DATA
Yes. That’s a big topic. This is just purely some messy and random notes on the general topic of databases, data, and big data.
Mostly based on my reading of:
- Designing Data Intensive Applications
- stuff you should know about databases
- use the index, Luke
OLTP vs. OLAP
Different workloads require different databases, and ultimately different. Generally we break these systems up into two broad categories.
- OLTP = Online Transaction Processing - transaction heavy. Real time, capture/persistence of data. Optimized for availability and speed.
- OLAP = Online Analytical Processing - analytics heavy. Optimized for heavy/complex queries.
LSM and B trees
These are several popular data structures for how databases organize data and create indexes. These are basically two approaches to organizing data for key/value lookup.

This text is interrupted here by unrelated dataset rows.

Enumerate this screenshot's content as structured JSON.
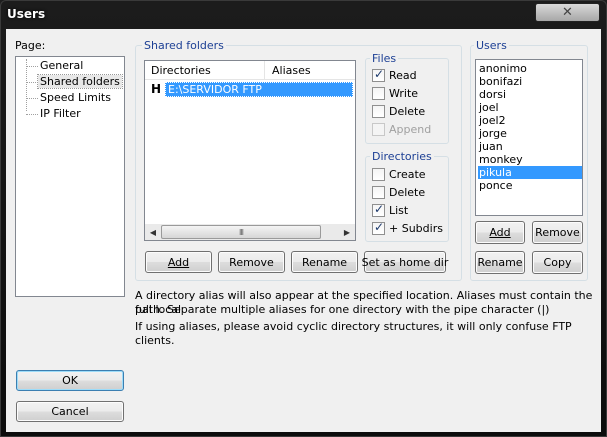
{
  "window": {
    "title": "Users",
    "close_glyph": "✕"
  },
  "page_nav": {
    "label": "Page:",
    "items": [
      "General",
      "Shared folders",
      "Speed Limits",
      "IP Filter"
    ],
    "selected": "Shared folders"
  },
  "shared_folders": {
    "group_title": "Shared folders",
    "columns": [
      "Directories",
      "Aliases"
    ],
    "rows": [
      {
        "marker": "H",
        "directory": "E:\\SERVIDOR FTP",
        "alias": ""
      }
    ],
    "scroll_thumb_glyph": "III",
    "buttons": {
      "add": "Add",
      "remove": "Remove",
      "rename": "Rename",
      "set_home": "Set as home dir"
    }
  },
  "files": {
    "title": "Files",
    "read": "Read",
    "write": "Write",
    "delete": "Delete",
    "append": "Append"
  },
  "directories": {
    "title": "Directories",
    "create": "Create",
    "delete": "Delete",
    "list": "List",
    "subdirs": "+ Subdirs"
  },
  "users": {
    "title": "Users",
    "list": [
      "anonimo",
      "bonifazi",
      "dorsi",
      "joel",
      "joel2",
      "jorge",
      "juan",
      "monkey",
      "pikula",
      "ponce"
    ],
    "selected": "pikula",
    "buttons": {
      "add": "Add",
      "remove": "Remove",
      "rename": "Rename",
      "copy": "Copy"
    }
  },
  "description": {
    "line1": "A directory alias will also appear at the specified location. Aliases must contain the full local",
    "line2": "path. Separate multiple aliases for one directory with the pipe character (|)",
    "line3": "If using aliases, please avoid cyclic directory structures, it will only confuse FTP clients."
  },
  "dialog_buttons": {
    "ok": "OK",
    "cancel": "Cancel"
  },
  "checkbox_state": {
    "read": true,
    "write": false,
    "delete": false,
    "append": false,
    "create": false,
    "dir_delete": false,
    "list": true,
    "subdirs": true
  },
  "colors": {
    "selection": "#3399ff",
    "group_title": "#1c3f94"
  }
}
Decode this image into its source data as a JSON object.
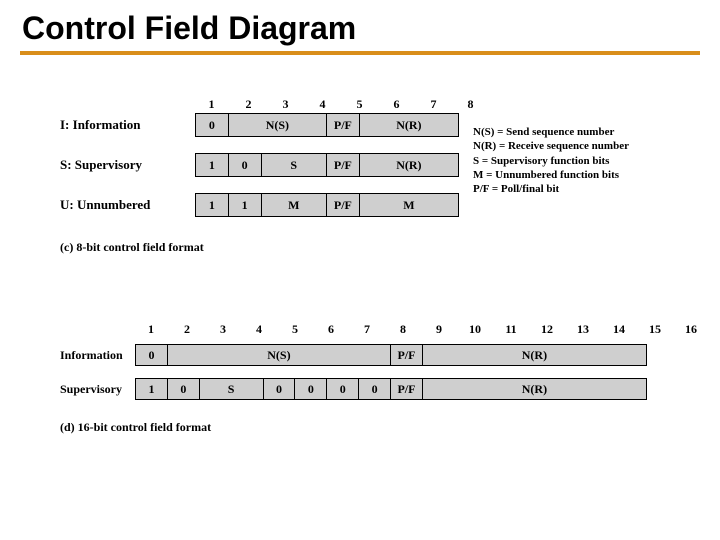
{
  "title": "Control Field Diagram",
  "legend": {
    "l1": "N(S) = Send sequence number",
    "l2": "N(R) = Receive sequence number",
    "l3": "S = Supervisory function bits",
    "l4": "M = Unnumbered function bits",
    "l5": "P/F = Poll/final bit"
  },
  "cols8": {
    "c1": "1",
    "c2": "2",
    "c3": "3",
    "c4": "4",
    "c5": "5",
    "c6": "6",
    "c7": "7",
    "c8": "8"
  },
  "rows8": {
    "i": {
      "label": "I: Information",
      "f1": "0",
      "f2": "N(S)",
      "f3": "P/F",
      "f4": "N(R)"
    },
    "s": {
      "label": "S: Supervisory",
      "f1": "1",
      "f2": "0",
      "f3": "S",
      "f4": "P/F",
      "f5": "N(R)"
    },
    "u": {
      "label": "U: Unnumbered",
      "f1": "1",
      "f2": "1",
      "f3": "M",
      "f4": "P/F",
      "f5": "M"
    }
  },
  "caption8": "(c) 8-bit control field format",
  "cols16": {
    "c1": "1",
    "c2": "2",
    "c3": "3",
    "c4": "4",
    "c5": "5",
    "c6": "6",
    "c7": "7",
    "c8": "8",
    "c9": "9",
    "c10": "10",
    "c11": "11",
    "c12": "12",
    "c13": "13",
    "c14": "14",
    "c15": "15",
    "c16": "16"
  },
  "rows16": {
    "i": {
      "label": "Information",
      "f1": "0",
      "f2": "N(S)",
      "f3": "P/F",
      "f4": "N(R)"
    },
    "s": {
      "label": "Supervisory",
      "f1": "1",
      "f2": "0",
      "f3": "S",
      "f4": "0",
      "f5": "0",
      "f6": "0",
      "f7": "0",
      "f8": "P/F",
      "f9": "N(R)"
    }
  },
  "caption16": "(d) 16-bit control field format"
}
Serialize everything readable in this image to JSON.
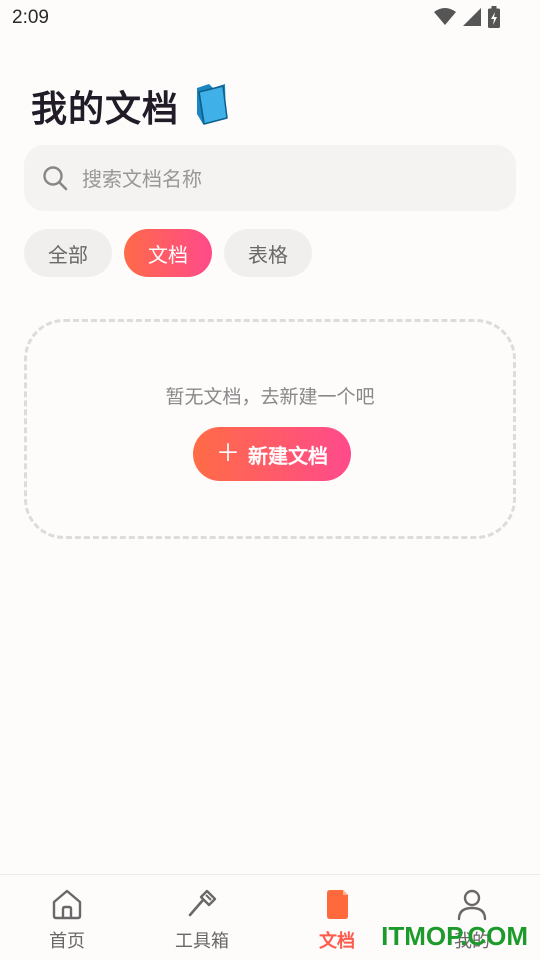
{
  "status_bar": {
    "time": "2:09"
  },
  "header": {
    "title": "我的文档",
    "title_icon": "folder-icon"
  },
  "search": {
    "placeholder": "搜索文档名称",
    "value": ""
  },
  "filters": [
    {
      "label": "全部",
      "active": false
    },
    {
      "label": "文档",
      "active": true
    },
    {
      "label": "表格",
      "active": false
    }
  ],
  "empty_state": {
    "message": "暂无文档，去新建一个吧",
    "button_label": "新建文档"
  },
  "bottom_nav": [
    {
      "label": "首页",
      "icon": "home-icon",
      "active": false
    },
    {
      "label": "工具箱",
      "icon": "tools-icon",
      "active": false
    },
    {
      "label": "文档",
      "icon": "document-icon",
      "active": true
    },
    {
      "label": "我的",
      "icon": "user-icon",
      "active": false
    }
  ],
  "watermark": "ITMOP.COM",
  "colors": {
    "accent_start": "#ff6a49",
    "accent_end": "#ff4a8a",
    "active_nav": "#ff5a4e"
  }
}
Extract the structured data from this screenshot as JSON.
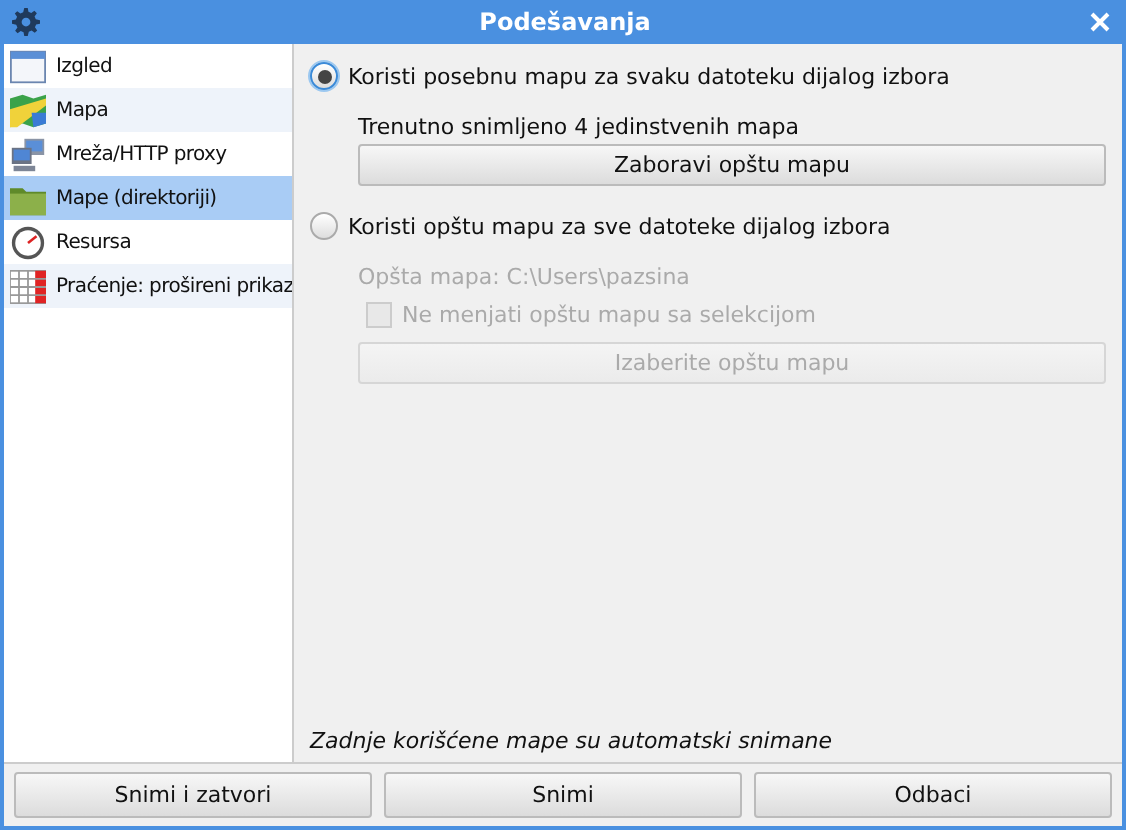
{
  "window": {
    "title": "Podešavanja"
  },
  "sidebar": {
    "items": [
      {
        "label": "Izgled",
        "kind": "window",
        "selected": false
      },
      {
        "label": "Mapa",
        "kind": "map",
        "selected": false
      },
      {
        "label": "Mreža/HTTP proxy",
        "kind": "network",
        "selected": false
      },
      {
        "label": "Mape (direktoriji)",
        "kind": "folder",
        "selected": true
      },
      {
        "label": "Resursa",
        "kind": "gauge",
        "selected": false
      },
      {
        "label": "Praćenje: prošireni prikaz",
        "kind": "table",
        "selected": false
      }
    ]
  },
  "panel": {
    "options": [
      {
        "label": "Koristi posebnu mapu za svaku datoteku dijalog izbora",
        "selected": true,
        "info": "Trenutno snimljeno 4 jedinstvenih mapa",
        "button": "Zaboravi opštu mapu"
      },
      {
        "label": "Koristi opštu mapu za sve datoteke dijalog izbora",
        "selected": false,
        "info": "Opšta mapa: C:\\Users\\pazsina",
        "checkbox": {
          "label": "Ne menjati opštu mapu sa selekcijom",
          "checked": false
        },
        "button": "Izaberite opštu mapu"
      }
    ],
    "footnote": "Zadnje korišćene mape su automatski snimane"
  },
  "buttons": [
    "Snimi i zatvori",
    "Snimi",
    "Odbaci"
  ]
}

- LSM = log structured merge - when writing data, you also write the data in a log first, then later the log is (somehow?) used for the key/value lookup. This is attractive for applications with a high volume of inserts. Good for transactional workloads.
- B tree - Instead of depending on the write log for key/value lookup, the b tree uses a self-balancing tree structure of 4kb segments. A B tree is, indeed, a tree. Each node is a piece of data. It’s “self-balancing” in the sense that the data stays sorted across reads/insertions and and deletions. Oh yeah, also, insertions/reads/deletes are all logarithmic in time, so good perf.
- B+ tree - A variant of B tree that uses a slightly different strategy for organizing data. Instead of having each node be a piece of data, data ONLY resides on the leaf nodes. The parent notes are, instead, indicators of the highest value of its child nodes. This makes for even faster reads and searches, having to do less traversal of the tree.
Encodings…more than just JSON!
Typically when making apps, I always think of JSON as the ultimate encoding for data transfer. Turns out, this is a lie. JSON is just good for web apps, basically. When it comes to storing huge huge huge amounts of data, JSON is not a good choice. Nor is XML or CSV, two other text-based readable formats.
There are several drawbacks, such as:
- There’s no schema outside of the record itself — it’s schemaless.
- You have to store the keys in the record itself, which would probably be duplicated between many documents.
- Poor support for big numbers and high-precision floats.
- etc.
Instead, we have encodings like Protocol Buffers aka protobuf, which is from google. There’s also Thrift from facebook and Avra from apache.
All of these encode data in a way that saves a tooon of space on disk. The way it works:
- You have schemas, separate from the documents themself. The schemas define aliases for keynames (instead of
username
it would be1
, etc.) and define the data types. - Each record is stored as a byte string according to the schema.
- So basically binary + schema
- These encodings are also noteworthy for providing clear paths to forward + backward compatibility
An example of a protobuf schema:
message Person {
required string user_name = 1;
optional int64 favorite_number = 2;
repeated string interests = 3;
}
Forward + Backward compatibility
- Forward Compatible - Old code can read new data.
- Backward Compatible - New code can read old data.
ETL
Extract, transform, load. Basically referring to a pipeline that takes data from an application and harvests it into a data lake for analytics. Moving data from an OLTP system to an OLAP system.
ACID
Atomicity, Consistency, Isolation, Durability
usedto describe databases that support transactions, but mostly a marketing term. compare with BASE: Basically Available, Soft State, Eventually consistent
Related: a “dirty read” is reading from a database between two transaction commits.